Dec. 3 (Bloomberg) -- Federal-Mogul Corp., the auto-parts supplier controlled by billionaire Carl Icahn, will host a call with lenders on Dec. 5 at 10 a.m. in New York to discuss an amendment to its credit pact, according to a person with knowledge of the deal, who asked not to be identified because it’s private.
JPMorgan Chase & Co. and Wells Fargo & Co. are arranging the transaction, which will extend maturities on a $1.8 billion term loan to 2016 from 2014, the company said in a statement today.
Its revolving asset-based credit, to which the banks have agreed to commit an additional $125 million, will be extended to 2017 from 2013, according to the Southfield, Michigan-based company.
As part of the refinancing, Federal-Mogul will issue $150 million of common stock to a subsidiary of Icahn Enterprises LP according to the statement. The transaction requires the company to prepay as much as $300 million of the extended term loans.
Federal-Mogul obtained the original debt when it exited from bankruptcy in 2007, according to data compiled by Bloomberg.
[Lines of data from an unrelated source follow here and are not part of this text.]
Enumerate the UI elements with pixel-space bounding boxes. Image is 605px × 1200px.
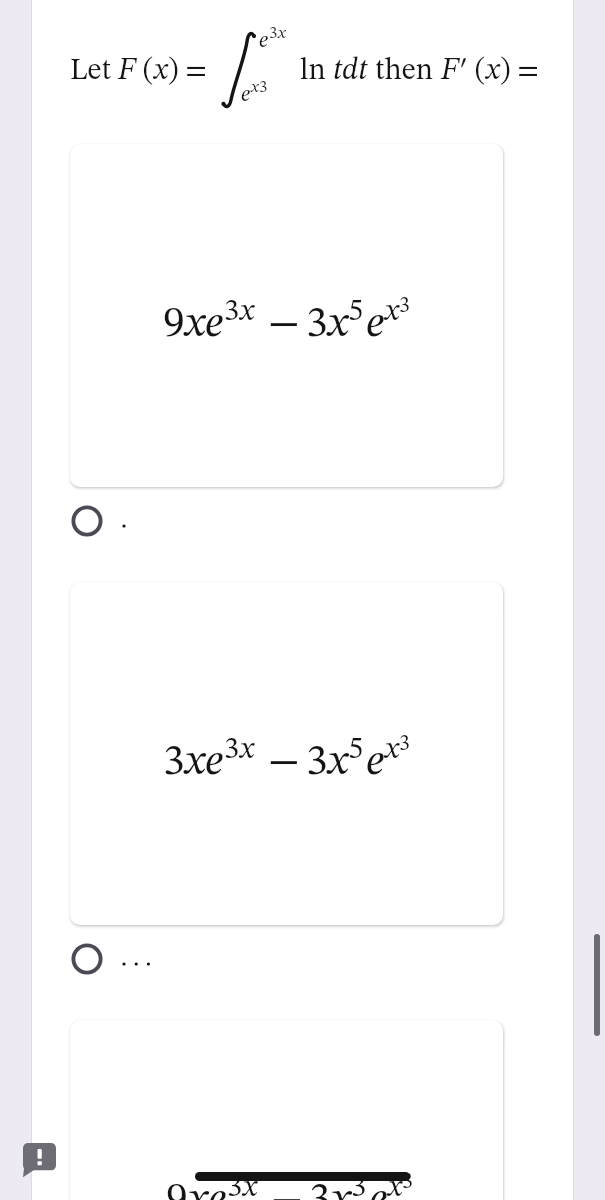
staticText: e — [366, 740, 385, 784]
staticText: 3 — [399, 733, 410, 755]
staticText: ) = — [500, 56, 539, 86]
staticText: e — [208, 1178, 227, 1200]
staticText: x — [185, 302, 205, 346]
staticText: 5 — [348, 735, 364, 766]
staticText: x — [328, 302, 348, 346]
staticText: x — [328, 740, 348, 784]
staticText: x — [385, 735, 399, 766]
staticText: ′ — [459, 56, 468, 86]
staticText: 3 — [306, 302, 328, 346]
button[interactable]: 9 — [70, 144, 503, 487]
button[interactable] — [62, 933, 232, 985]
staticText: then — [368, 56, 441, 86]
staticText: x — [331, 1178, 351, 1200]
staticText: e — [205, 740, 224, 784]
staticText: 3 — [269, 25, 278, 42]
staticText: tdt — [333, 56, 368, 86]
staticText: x — [154, 56, 168, 86]
button[interactable]: Report a problem — [23, 1143, 56, 1179]
staticText: x — [240, 735, 254, 766]
staticText: 3 — [259, 79, 268, 96]
staticText: 3 — [309, 1178, 331, 1200]
staticText: − — [268, 740, 300, 784]
staticText: e — [259, 30, 269, 52]
staticText: x — [388, 1173, 402, 1200]
staticText: ( — [136, 56, 154, 86]
staticText: 3 — [402, 1171, 413, 1193]
staticText: ln — [300, 56, 333, 86]
staticText: e — [205, 302, 224, 346]
staticText: 3 — [227, 1173, 243, 1200]
staticText: ( — [468, 56, 486, 86]
button[interactable] — [62, 495, 232, 547]
staticText: x — [385, 297, 399, 328]
staticText: x — [243, 1173, 257, 1200]
button[interactable]: 3 — [70, 582, 503, 925]
staticText: − — [268, 302, 300, 346]
staticText: 3 — [351, 1173, 367, 1200]
staticText: e — [241, 84, 251, 106]
staticText: 3 — [399, 295, 410, 317]
staticText: 3 — [163, 740, 185, 784]
staticText: 3 — [306, 740, 328, 784]
staticText: x — [278, 25, 286, 42]
staticText: 9 — [163, 302, 185, 346]
staticText: − — [271, 1178, 303, 1200]
staticText: F — [441, 56, 459, 86]
button[interactable]: 9 — [70, 1020, 503, 1200]
staticText: Let — [70, 56, 118, 86]
staticText: e — [369, 1178, 388, 1200]
staticText: x — [240, 297, 254, 328]
staticText: 3 — [224, 297, 240, 328]
staticText: F — [118, 56, 136, 86]
staticText: x — [188, 1178, 208, 1200]
staticText: ) = — [168, 56, 214, 86]
staticText: e — [366, 302, 385, 346]
staticText: x — [185, 740, 205, 784]
staticText: x — [486, 56, 500, 86]
staticText: 3 — [224, 735, 240, 766]
staticText: 9 — [166, 1178, 188, 1200]
staticText: 5 — [348, 297, 364, 328]
staticText: x — [251, 79, 259, 96]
The $540 million revolving credit line initially paid interest at 1.75 percentage points more than the London interbank offered rate, while the term B portion initially paid interest at 1.94 percentage points more than Libor, Bloomberg data show. It also has about $953 million of debt under a term C slice, the data show.
In a revolving line of credit, money can be borrowed again once it’s repaid; in a term loan it can’t.